Dirigente considera levar "nômade" Dakar ao Brasil com trechos em Foz do Iguaçu e Curitiba
Etienne Lavigne, diretor da ASO, empresa que promove e organiza o Dakar, revelou que tem planos para levar a prova para o sul do Brasil, com trechos na região de Curitiba e em Foz do Iguaçu. “Temos muitas ideias”
Se depender de Etienne Lavigne, principal dirigente do Rali Dakar, a maior prova do rali cross-country mundial poderá passar pelo Brasil em breve. O francês, que é diretor da ASO (Amaury Sport Organisation), falou à agência de notícias ‘EFE’ que um dos objetivos do Dakar é, em médio prazo, passar pela região Sul do Brasil e ter parte do seu percurso em Foz do Iguaçu.
A cidade, cujo principal cartão postal são as Cataratas do Iguaçu, foi recentemente palco dos X-Games, tendo inclusive uma prova do Global Rallycross em seu cronograma de atividades. A ideia de Lavigne é explorar o “espírito nômade” do Dakar e finalmente levar a prova ao Brasil. O maior rali do mundo é disputado na América do Sul desde 2009 e terá como palcos em 2014 Argentina, Bolívia e Chile.
“Podemos mudar a cada ano e temos ideias no sul do Brasil, na região de Curitiba e, por que não, queremos imaginar um percurso com uma passagem por Foz do Iguaçu. Temos muitas ideias”, revelou o dirigente francês. “O símbolo do Dakar é o nômade, e estamos permanentemente buscando e imaginando novos percursos, novos países por onde a corrida possa passar”, complementou.
Mas para que o Dakar tenha parte de sua prova disputada no Brasil, Lavigne entende que é necessário ter um envolvimento maior por parte do governo federal. Algo que acontece, por exemplo, na Bolívia, que receberá o rali pela primeira vez no ano que vem.
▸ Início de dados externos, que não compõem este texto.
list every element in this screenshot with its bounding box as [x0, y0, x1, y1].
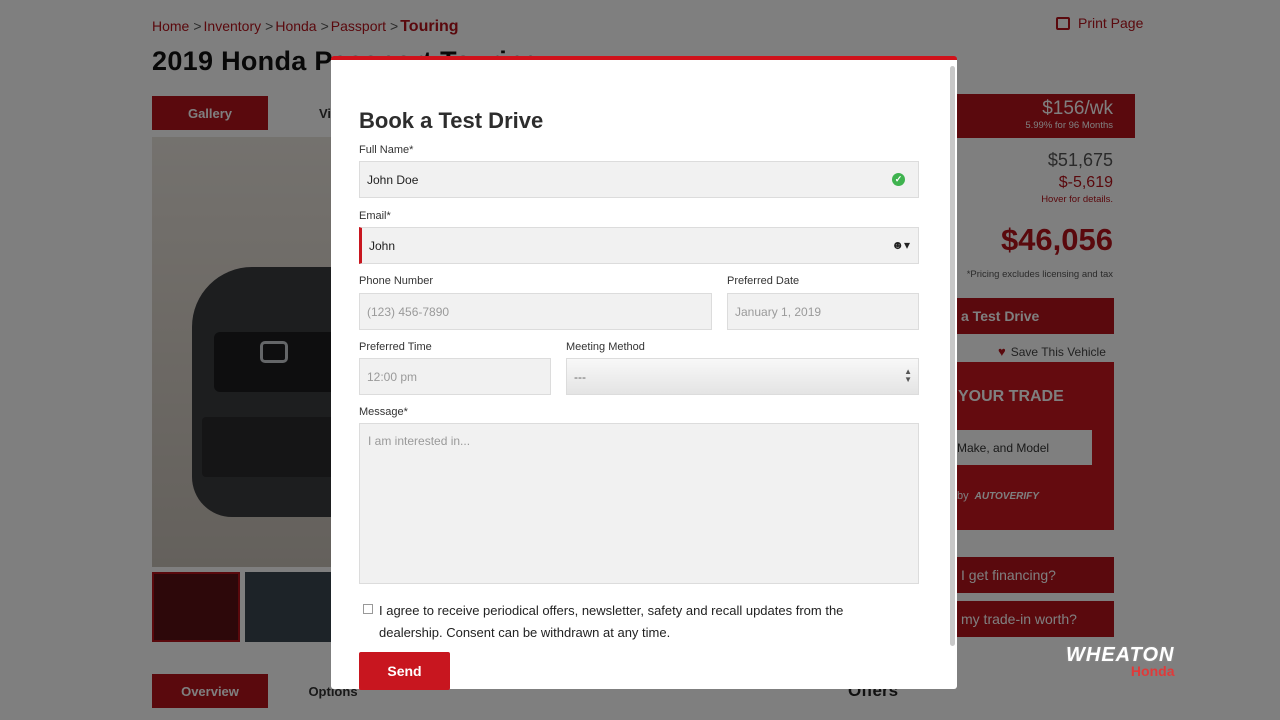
full-name-label: Full Name*	[359, 144, 414, 156]
preferred-time-label: Preferred Time	[359, 341, 432, 353]
modal-scrollbar[interactable]	[950, 66, 955, 646]
phone-input[interactable]: (123) 456-7890	[359, 293, 712, 330]
email-value: John	[369, 238, 396, 253]
modal-title: Book a Test Drive	[359, 108, 544, 133]
checkmark-icon: ✓	[892, 173, 905, 186]
consent-checkbox[interactable]	[363, 604, 373, 614]
consent-text: I agree to receive periodical offers, ne…	[379, 603, 844, 640]
phone-label: Phone Number	[359, 275, 433, 287]
send-button[interactable]: Send	[359, 652, 450, 690]
meeting-method-value: ---	[574, 369, 586, 384]
test-drive-modal: Book a Test Drive Full Name* John Doe ✓ …	[331, 56, 957, 690]
meeting-method-label: Meeting Method	[566, 341, 645, 353]
contact-card-icon[interactable]: ☻▾	[891, 238, 910, 252]
meeting-method-select[interactable]: --- ▲ ▼	[566, 358, 919, 395]
message-label: Message*	[359, 406, 408, 418]
dealer-logo: WHEATON Honda	[1066, 644, 1174, 679]
email-input[interactable]: John ☻▾	[359, 227, 919, 264]
preferred-date-label: Preferred Date	[727, 275, 800, 287]
email-label: Email*	[359, 210, 391, 222]
select-arrows-icon: ▲ ▼	[904, 367, 912, 384]
preferred-date-input[interactable]: January 1, 2019	[727, 293, 919, 330]
message-textarea[interactable]: I am interested in...	[359, 423, 919, 584]
full-name-value: John Doe	[367, 172, 419, 187]
full-name-input[interactable]: John Doe ✓	[359, 161, 919, 198]
preferred-time-input[interactable]: 12:00 pm	[359, 358, 551, 395]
O dirigente destacou o trabalho feito por Evo Morales e seu esforço para levar o Dakar até o salgar de Uyuni, um dos lugares mais incríveis do mundo.
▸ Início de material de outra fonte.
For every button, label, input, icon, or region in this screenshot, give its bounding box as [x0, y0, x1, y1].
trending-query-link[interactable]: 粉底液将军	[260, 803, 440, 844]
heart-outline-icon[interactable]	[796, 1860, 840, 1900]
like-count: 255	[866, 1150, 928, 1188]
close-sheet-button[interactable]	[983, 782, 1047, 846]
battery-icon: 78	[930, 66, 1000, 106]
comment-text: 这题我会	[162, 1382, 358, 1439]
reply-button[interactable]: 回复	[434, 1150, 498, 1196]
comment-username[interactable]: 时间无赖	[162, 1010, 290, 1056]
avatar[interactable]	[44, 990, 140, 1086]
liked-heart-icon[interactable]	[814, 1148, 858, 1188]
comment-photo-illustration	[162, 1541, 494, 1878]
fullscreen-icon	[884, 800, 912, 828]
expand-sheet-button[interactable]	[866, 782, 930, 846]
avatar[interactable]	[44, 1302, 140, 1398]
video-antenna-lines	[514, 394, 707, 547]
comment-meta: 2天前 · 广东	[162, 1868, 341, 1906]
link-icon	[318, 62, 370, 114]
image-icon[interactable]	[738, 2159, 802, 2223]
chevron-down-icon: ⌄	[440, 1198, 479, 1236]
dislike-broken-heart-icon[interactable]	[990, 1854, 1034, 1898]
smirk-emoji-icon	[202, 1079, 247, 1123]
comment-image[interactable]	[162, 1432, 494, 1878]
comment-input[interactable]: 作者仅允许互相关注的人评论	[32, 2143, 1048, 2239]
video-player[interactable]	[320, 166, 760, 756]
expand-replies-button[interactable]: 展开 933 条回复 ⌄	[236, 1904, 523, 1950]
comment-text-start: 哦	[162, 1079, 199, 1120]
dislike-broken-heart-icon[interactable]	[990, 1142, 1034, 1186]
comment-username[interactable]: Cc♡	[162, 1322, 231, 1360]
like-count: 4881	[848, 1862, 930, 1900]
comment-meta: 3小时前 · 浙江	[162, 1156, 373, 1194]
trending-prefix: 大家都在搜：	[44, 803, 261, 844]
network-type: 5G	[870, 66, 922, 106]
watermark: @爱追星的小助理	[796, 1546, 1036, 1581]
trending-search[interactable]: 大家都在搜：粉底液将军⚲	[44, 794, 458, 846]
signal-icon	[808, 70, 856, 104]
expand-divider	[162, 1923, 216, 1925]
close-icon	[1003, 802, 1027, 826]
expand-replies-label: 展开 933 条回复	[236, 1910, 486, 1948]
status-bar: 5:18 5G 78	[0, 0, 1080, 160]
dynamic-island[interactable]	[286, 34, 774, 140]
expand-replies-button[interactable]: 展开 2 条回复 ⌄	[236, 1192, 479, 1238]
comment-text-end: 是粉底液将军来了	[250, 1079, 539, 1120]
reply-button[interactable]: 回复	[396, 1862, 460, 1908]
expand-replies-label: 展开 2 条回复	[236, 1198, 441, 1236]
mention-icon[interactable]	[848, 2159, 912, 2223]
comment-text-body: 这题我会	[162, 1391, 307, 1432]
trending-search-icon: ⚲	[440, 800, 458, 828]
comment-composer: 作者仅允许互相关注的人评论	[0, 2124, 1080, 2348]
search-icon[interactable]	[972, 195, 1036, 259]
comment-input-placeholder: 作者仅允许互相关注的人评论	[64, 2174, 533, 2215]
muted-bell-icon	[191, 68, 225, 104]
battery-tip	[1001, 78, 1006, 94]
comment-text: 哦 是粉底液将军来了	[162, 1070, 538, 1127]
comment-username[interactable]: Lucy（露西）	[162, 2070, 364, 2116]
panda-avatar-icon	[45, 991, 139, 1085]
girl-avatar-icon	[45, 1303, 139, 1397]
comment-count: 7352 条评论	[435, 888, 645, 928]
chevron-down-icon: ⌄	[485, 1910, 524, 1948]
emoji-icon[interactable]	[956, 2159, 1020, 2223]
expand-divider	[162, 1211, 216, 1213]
“Evo Morales é uma pessoa muito simpática, é um fã do esporte, e para nós é magnífico que personagens deste calibre nos facilitem as coisas, porque graças a seu apoio acho que vamos fazer períodos que serão sucesso”, disse Lavigne, fazendo menção à etapa Maratona na competição das motos, dividida em duas especiais. Nesta fase, os competidores não podem receber assistência durante a prova. “Temos muitas expectativas com os dois períodos que serão realizados na Bolívia, porque é uma paisagem espetacular, e para a competição de motos será muito interessante”, falou.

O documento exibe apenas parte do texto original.